Jonathan Massaquoi (born 11 May 1988) is a Liberian former professional American football linebacker. He was selected by the Atlanta Falcons in the fifth round of the 2012 NFL draft. He played college football at Troy.

==College career==
After playing his high school football at Central Gwinnett High School, Massaquoi attended Butler County Community College for a year before transferring to Troy University. During his two years at Troy he recorded 128 tackles and 19.5 sacks.

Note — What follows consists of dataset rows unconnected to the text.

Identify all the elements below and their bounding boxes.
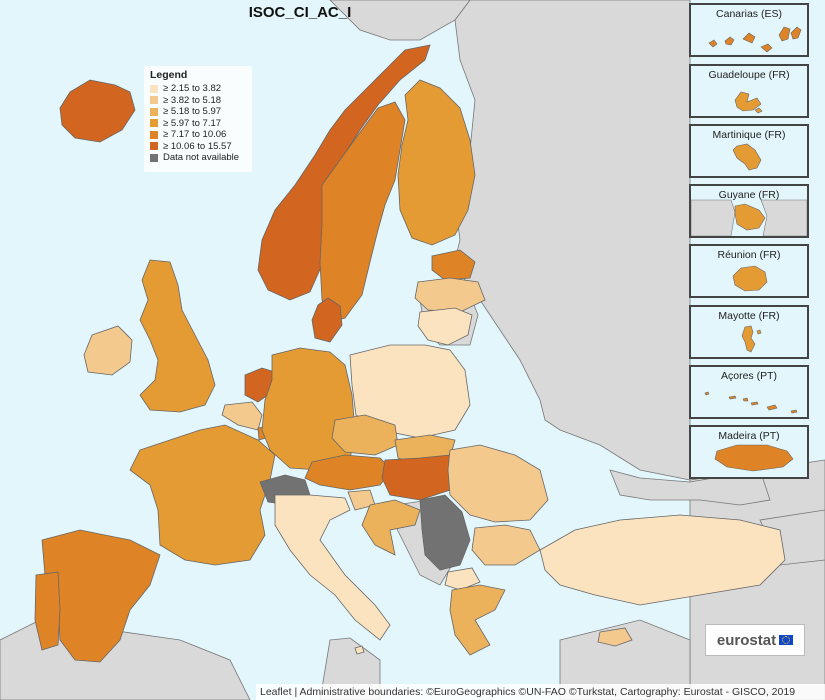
inset-region-shape bbox=[704, 391, 798, 414]
inset-acores[interactable]: Açores (PT) bbox=[689, 365, 809, 419]
inset-label: Açores (PT) bbox=[720, 370, 777, 382]
inset-label: Martinique (FR) bbox=[712, 129, 786, 141]
region-austria[interactable] bbox=[304, 454, 393, 491]
region-serbia[interactable] bbox=[419, 494, 471, 571]
region-north-macedonia[interactable] bbox=[444, 567, 481, 591]
legend-swatch bbox=[150, 130, 158, 139]
inset-map bbox=[691, 199, 807, 236]
inset-map bbox=[708, 26, 802, 53]
region-finland[interactable] bbox=[397, 79, 476, 246]
inset-region-shape bbox=[732, 265, 768, 292]
region-latvia[interactable] bbox=[414, 277, 486, 313]
region-croatia[interactable] bbox=[361, 499, 421, 556]
eurostat-logo: eurostat bbox=[705, 624, 805, 656]
legend-title: Legend bbox=[150, 69, 188, 81]
inset-label: Guadeloupe (FR) bbox=[708, 69, 790, 81]
inset-map bbox=[732, 143, 762, 171]
legend-swatch bbox=[150, 142, 158, 151]
country-layer bbox=[34, 44, 786, 663]
inset-map bbox=[732, 265, 768, 292]
legend-label: ≥ 5.97 to 7.17 bbox=[163, 117, 222, 129]
legend-label: ≥ 5.18 to 5.97 bbox=[163, 106, 222, 118]
region-bulgaria[interactable] bbox=[471, 524, 541, 566]
legend-swatch bbox=[150, 153, 158, 162]
region-portugal[interactable] bbox=[34, 571, 61, 651]
inset-canarias[interactable]: Canarias (ES) bbox=[689, 3, 809, 57]
legend-item: ≥ 3.82 to 5.18 bbox=[150, 95, 252, 107]
map-title: ISOC_CI_AC_I bbox=[248, 4, 352, 21]
inset-map bbox=[741, 325, 762, 353]
inset-label: Mayotte (FR) bbox=[718, 310, 780, 322]
region-estonia[interactable] bbox=[431, 249, 476, 281]
region-lithuania[interactable] bbox=[417, 307, 473, 346]
logo-text: eurostat bbox=[716, 631, 777, 649]
region-germany[interactable] bbox=[261, 347, 356, 471]
inset-reunion[interactable]: Réunion (FR) bbox=[689, 244, 809, 298]
inset-region-shape bbox=[714, 444, 794, 472]
legend-item: ≥ 5.97 to 7.17 bbox=[150, 118, 252, 130]
legend-label: ≥ 2.15 to 3.82 bbox=[163, 83, 222, 95]
inset-label: Guyane (FR) bbox=[718, 189, 780, 201]
region-turkey[interactable] bbox=[539, 514, 786, 606]
legend-item: ≥ 10.06 to 15.57 bbox=[150, 141, 252, 153]
inset-label: Réunion (FR) bbox=[717, 249, 781, 261]
legend-label: ≥ 7.17 to 10.06 bbox=[163, 129, 227, 141]
inset-label: Canarias (ES) bbox=[716, 8, 782, 20]
region-poland[interactable] bbox=[349, 344, 471, 439]
legend-item: ≥ 2.15 to 3.82 bbox=[150, 83, 252, 95]
region-romania[interactable] bbox=[447, 444, 549, 523]
inset-guyane[interactable]: Guyane (FR) bbox=[689, 184, 809, 238]
inset-region-shape bbox=[708, 26, 802, 53]
attribution: Leaflet | Administrative boundaries: ©Eu… bbox=[256, 684, 825, 700]
legend-swatch bbox=[150, 119, 158, 128]
region-denmark[interactable] bbox=[311, 297, 343, 343]
inset-map bbox=[734, 91, 763, 114]
region-norway[interactable] bbox=[257, 44, 431, 301]
region-greece[interactable] bbox=[449, 584, 506, 656]
inset-mayotte[interactable]: Mayotte (FR) bbox=[689, 305, 809, 359]
region-france[interactable] bbox=[129, 424, 276, 566]
inset-region-shape bbox=[732, 143, 762, 171]
inset-guadeloupe[interactable]: Guadeloupe (FR) bbox=[689, 64, 809, 118]
region-ireland[interactable] bbox=[83, 325, 133, 376]
inset-madeira[interactable]: Madeira (PT) bbox=[689, 425, 809, 479]
inset-region-shape bbox=[734, 203, 766, 231]
legend-box: Legend ≥ 2.15 to 3.82 ≥ 3.82 to 5.18 ≥ 5… bbox=[144, 66, 252, 172]
legend-item: ≥ 7.17 to 10.06 bbox=[150, 129, 252, 141]
legend-swatch bbox=[150, 84, 158, 93]
legend-item: Data not available bbox=[150, 152, 252, 164]
legend-label: ≥ 10.06 to 15.57 bbox=[163, 140, 232, 152]
region-united-kingdom[interactable] bbox=[139, 259, 216, 413]
inset-map bbox=[704, 391, 798, 414]
region-malta[interactable] bbox=[354, 645, 365, 655]
legend-label: ≥ 3.82 to 5.18 bbox=[163, 94, 222, 106]
legend-label: Data not available bbox=[163, 152, 240, 164]
inset-region-shape bbox=[734, 91, 763, 114]
legend-swatch bbox=[150, 107, 158, 116]
inset-label: Madeira (PT) bbox=[718, 430, 780, 442]
region-italy[interactable] bbox=[274, 494, 391, 641]
region-iceland[interactable] bbox=[59, 79, 136, 143]
region-cyprus[interactable] bbox=[597, 627, 633, 647]
legend-item: ≥ 5.18 to 5.97 bbox=[150, 106, 252, 118]
eu-flag-icon bbox=[779, 635, 794, 645]
inset-martinique[interactable]: Martinique (FR) bbox=[689, 124, 809, 178]
region-czechia[interactable] bbox=[331, 414, 399, 456]
inset-region-shape bbox=[741, 325, 762, 353]
region-sweden[interactable] bbox=[319, 101, 406, 323]
inset-map bbox=[714, 444, 794, 472]
legend-swatch bbox=[150, 96, 158, 105]
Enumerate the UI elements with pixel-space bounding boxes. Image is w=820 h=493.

On 13 January 2012, Massaquoi announced that he would forgo his senior season and enter the 2012 NFL draft.

==Professional career==
===Atlanta Falcons===
Massaquoi was selected by the Atlanta Falcons in the 5th round (164th overall) in the 2012 NFL draft. He was waived on 27 February 2015.

===Tennessee Titans===
Massaquoi was claimed off waivers on 3 March 2015 by the Tennessee Titans. On 6 September 2015, he was waived by the Titans.

===Kansas City Chiefs===
Massaquoi signed with the Kansas City Chiefs on 9 March 2016. On 28 August 2016, Massaquoi was waived by the Chiefs.

===Birmingham Iron===
In 2018, Massaquoi signed with the Birmingham Iron of the Alliance of American Football for the 2019 season. In the season opener against the Memphis Express, Massaquoi recorded two sacks with seven tackles.

===Calgary Stampeders===
After the AAF ceased operations in April 2019, Massaquoi signed with the Calgary Stampeders of the Canadian Football League on 17 May 2019.

===Dallas Renegades===
In 2019, Massaquoi was selected by the Dallas Renegades in the 2020 XFL draft. He was waived during final roster cuts on 22 January 2020.

===DC Defenders===
Massaquoi was claimed off waivers by the DC Defenders on 22 January 2020. He had his contract terminated when the league suspended operations on 10 April 2020.